During March 2012, Indian Rotorcraft broke ground on a 40,000m2 new facility adjacent to Rajiv Gandhi International Airport, Hyderabad, India; once complete, this site, which includes a main assembly facility, flight hangar, offices and several helicopter landing pads, will accommodate the assembly, customisation and flight-testing of helicopters for the global market. The first helicopters to be manufactured by the joint venture is slated to be the AgustaWestland AW119Ke; other types, such as the AgustaWestland AW101, are likely to follow in the future. Tata have mooted plan to manufacture up to 80 per cent of the Sikorsky S-92 at the facility as well. In addition to whole rotorcraft, the joint venture shall also engage in the manufacture of components for various other military and commercial aircraft.

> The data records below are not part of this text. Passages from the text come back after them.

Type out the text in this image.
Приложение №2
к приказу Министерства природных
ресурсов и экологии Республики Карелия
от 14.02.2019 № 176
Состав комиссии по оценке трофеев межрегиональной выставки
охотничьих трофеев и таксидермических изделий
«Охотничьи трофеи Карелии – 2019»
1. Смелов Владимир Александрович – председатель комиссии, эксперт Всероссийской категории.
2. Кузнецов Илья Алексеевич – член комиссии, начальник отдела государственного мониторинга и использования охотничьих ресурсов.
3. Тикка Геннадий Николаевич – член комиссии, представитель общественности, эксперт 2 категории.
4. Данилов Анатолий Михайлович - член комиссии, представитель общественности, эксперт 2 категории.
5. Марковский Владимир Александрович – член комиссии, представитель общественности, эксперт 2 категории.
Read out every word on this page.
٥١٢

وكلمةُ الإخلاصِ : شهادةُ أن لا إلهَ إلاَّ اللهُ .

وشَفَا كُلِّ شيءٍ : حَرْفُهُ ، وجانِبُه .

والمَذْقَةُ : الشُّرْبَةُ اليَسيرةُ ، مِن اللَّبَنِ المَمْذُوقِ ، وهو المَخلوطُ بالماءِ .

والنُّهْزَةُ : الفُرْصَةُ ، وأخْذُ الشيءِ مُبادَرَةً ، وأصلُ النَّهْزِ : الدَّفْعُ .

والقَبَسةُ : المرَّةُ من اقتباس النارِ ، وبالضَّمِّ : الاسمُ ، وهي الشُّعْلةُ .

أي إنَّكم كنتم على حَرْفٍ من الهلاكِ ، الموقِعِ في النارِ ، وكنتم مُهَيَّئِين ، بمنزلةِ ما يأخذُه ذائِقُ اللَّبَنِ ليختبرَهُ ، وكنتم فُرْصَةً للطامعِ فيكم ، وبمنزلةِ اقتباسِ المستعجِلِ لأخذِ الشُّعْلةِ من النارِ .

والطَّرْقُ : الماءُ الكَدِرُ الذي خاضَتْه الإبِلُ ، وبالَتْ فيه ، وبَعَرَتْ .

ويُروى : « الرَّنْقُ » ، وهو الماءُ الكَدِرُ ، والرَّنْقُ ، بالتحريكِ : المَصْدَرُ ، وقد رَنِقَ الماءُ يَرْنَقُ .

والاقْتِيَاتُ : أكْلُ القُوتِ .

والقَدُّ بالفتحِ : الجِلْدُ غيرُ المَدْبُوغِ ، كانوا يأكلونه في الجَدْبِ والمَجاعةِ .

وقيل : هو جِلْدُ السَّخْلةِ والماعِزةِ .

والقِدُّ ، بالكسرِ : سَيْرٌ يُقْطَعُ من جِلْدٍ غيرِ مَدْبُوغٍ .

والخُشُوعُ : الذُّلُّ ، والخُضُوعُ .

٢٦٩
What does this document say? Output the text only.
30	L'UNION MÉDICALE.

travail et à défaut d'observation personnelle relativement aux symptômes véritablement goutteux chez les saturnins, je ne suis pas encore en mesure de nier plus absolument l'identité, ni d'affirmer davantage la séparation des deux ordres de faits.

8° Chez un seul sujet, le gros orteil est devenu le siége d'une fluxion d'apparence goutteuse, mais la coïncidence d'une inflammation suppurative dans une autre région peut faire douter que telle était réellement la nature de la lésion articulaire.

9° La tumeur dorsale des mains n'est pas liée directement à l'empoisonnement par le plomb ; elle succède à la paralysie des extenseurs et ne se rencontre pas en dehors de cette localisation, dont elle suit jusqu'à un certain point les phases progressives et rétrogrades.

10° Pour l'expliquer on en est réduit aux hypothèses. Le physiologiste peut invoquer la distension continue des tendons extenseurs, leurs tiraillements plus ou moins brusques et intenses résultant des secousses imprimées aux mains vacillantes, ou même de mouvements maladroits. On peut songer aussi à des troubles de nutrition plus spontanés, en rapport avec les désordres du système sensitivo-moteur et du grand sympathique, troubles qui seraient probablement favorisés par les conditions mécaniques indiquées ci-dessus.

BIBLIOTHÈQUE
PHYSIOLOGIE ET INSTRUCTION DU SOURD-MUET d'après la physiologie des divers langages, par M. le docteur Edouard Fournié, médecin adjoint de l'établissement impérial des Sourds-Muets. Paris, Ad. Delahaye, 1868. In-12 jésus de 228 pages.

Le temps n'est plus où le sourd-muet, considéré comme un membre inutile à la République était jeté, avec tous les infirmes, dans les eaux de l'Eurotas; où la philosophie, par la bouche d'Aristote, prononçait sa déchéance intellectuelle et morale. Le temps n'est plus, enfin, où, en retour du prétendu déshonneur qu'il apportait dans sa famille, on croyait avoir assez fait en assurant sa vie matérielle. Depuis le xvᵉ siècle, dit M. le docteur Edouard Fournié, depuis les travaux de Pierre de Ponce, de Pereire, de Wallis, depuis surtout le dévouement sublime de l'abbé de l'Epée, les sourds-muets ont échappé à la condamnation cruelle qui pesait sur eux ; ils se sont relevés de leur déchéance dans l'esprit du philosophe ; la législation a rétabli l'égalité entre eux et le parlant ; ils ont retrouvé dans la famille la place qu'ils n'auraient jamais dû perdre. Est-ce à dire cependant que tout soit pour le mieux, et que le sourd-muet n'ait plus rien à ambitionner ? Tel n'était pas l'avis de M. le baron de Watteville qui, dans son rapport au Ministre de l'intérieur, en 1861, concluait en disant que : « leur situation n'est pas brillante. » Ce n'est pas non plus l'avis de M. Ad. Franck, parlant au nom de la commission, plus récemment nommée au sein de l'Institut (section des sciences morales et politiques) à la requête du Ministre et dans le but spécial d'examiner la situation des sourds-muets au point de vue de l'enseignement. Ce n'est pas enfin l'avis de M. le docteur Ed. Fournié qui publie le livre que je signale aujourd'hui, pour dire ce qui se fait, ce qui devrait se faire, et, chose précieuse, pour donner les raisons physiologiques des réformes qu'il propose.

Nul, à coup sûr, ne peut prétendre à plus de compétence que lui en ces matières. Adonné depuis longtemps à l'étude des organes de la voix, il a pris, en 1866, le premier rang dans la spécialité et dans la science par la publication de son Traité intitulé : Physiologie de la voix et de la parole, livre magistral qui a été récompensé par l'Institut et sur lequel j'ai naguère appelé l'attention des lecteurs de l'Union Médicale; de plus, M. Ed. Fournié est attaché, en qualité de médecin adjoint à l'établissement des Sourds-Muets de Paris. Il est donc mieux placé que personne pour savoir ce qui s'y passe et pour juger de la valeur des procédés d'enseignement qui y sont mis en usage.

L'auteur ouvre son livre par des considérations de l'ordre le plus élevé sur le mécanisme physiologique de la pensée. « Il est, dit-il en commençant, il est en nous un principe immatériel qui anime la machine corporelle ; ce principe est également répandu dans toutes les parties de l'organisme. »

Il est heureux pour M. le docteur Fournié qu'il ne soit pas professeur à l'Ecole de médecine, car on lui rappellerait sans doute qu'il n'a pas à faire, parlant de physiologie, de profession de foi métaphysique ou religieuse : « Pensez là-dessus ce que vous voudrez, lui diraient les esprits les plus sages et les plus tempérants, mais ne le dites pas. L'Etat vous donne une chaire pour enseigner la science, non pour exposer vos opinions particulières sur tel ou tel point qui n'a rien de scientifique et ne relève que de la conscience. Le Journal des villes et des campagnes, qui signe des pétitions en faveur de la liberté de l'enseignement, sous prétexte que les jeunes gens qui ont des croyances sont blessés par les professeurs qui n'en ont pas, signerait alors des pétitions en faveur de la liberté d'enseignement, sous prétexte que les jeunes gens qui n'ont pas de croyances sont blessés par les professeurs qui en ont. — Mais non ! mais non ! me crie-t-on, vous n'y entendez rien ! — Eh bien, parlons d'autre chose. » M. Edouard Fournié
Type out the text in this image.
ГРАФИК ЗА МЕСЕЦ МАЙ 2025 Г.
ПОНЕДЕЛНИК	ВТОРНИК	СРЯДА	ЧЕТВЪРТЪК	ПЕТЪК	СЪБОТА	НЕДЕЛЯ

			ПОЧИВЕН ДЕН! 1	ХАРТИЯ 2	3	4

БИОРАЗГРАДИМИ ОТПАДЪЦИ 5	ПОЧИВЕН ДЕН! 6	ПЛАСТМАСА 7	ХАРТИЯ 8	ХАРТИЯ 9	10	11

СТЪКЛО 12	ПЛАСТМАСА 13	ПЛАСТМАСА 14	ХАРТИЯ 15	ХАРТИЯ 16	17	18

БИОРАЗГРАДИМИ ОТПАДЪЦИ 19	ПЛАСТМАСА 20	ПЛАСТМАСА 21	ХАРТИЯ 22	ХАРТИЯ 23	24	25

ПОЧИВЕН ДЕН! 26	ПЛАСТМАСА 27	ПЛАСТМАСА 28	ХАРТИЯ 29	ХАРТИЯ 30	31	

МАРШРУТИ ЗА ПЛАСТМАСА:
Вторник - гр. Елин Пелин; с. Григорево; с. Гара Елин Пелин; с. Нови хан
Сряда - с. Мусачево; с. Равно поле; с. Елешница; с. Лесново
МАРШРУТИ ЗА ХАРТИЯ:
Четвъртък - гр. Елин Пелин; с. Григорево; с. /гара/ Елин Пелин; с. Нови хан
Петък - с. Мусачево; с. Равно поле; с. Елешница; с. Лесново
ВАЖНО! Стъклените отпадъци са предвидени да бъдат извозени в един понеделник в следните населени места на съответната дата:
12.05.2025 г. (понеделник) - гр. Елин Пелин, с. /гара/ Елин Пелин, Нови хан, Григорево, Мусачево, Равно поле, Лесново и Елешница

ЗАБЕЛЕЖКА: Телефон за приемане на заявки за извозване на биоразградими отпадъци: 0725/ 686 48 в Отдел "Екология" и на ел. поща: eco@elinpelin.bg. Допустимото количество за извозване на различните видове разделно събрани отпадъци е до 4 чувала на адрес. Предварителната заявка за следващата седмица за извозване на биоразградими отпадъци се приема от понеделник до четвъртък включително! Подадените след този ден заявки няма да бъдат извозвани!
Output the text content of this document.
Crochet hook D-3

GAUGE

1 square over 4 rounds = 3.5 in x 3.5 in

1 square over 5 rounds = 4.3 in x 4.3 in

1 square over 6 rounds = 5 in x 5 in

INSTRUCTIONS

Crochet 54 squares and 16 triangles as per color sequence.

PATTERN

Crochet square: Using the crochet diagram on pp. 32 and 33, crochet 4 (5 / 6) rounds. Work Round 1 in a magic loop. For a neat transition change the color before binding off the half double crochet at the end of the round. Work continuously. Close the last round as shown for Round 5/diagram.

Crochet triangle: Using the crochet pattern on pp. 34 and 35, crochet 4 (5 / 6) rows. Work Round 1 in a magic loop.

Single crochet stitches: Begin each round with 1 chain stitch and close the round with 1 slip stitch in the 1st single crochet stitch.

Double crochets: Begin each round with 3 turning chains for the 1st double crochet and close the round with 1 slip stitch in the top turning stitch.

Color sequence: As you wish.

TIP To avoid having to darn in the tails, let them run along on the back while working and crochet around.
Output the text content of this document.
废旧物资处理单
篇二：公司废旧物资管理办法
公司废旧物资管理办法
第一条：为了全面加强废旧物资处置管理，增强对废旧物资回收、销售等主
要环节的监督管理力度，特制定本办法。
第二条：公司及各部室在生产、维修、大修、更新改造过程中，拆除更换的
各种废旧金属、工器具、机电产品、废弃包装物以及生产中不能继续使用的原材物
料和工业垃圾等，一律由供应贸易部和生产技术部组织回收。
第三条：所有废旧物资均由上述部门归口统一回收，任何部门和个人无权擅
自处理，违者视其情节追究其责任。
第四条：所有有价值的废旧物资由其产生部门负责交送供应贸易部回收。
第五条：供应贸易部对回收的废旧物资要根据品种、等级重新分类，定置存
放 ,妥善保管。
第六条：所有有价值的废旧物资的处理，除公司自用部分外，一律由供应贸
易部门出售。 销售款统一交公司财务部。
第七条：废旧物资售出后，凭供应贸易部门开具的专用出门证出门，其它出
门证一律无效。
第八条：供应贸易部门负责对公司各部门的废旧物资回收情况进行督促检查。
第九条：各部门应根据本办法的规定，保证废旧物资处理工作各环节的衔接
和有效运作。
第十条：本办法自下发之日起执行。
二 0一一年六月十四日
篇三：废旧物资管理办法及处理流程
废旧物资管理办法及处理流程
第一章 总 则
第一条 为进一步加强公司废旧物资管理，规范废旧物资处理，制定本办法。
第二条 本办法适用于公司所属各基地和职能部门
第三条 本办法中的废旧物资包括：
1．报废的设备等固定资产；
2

Assembly activity, which is to reportedly have the initial capacity to complete a maximum of 30 helicopters per year, was at one point slated to commence during April 2014. During summer 2015, it was reported that further delays to starting assembly were likely as the Foreign Investment Promotion Board (FIPB), an Indian government agency, repeatedly deferred a pending decision on the proposal. During September 2015, after two years of deferment, the proposal was at last cleared by the FIPB, allowing work to proceed; at the time, an Indian Rotorcraft spokesperson was unwilling to commit to a final timeframe for production rollout. However, during May 2016, another pending ruling by the FIPB was deferred without any stated reason; allegedly, the FIPB is liaising with the Indian Ministry of Defence on the matter. The Indian government's apparent hesitancy on the issue has been alleged to be linked to the 2013 Indian helicopter bribery scandal.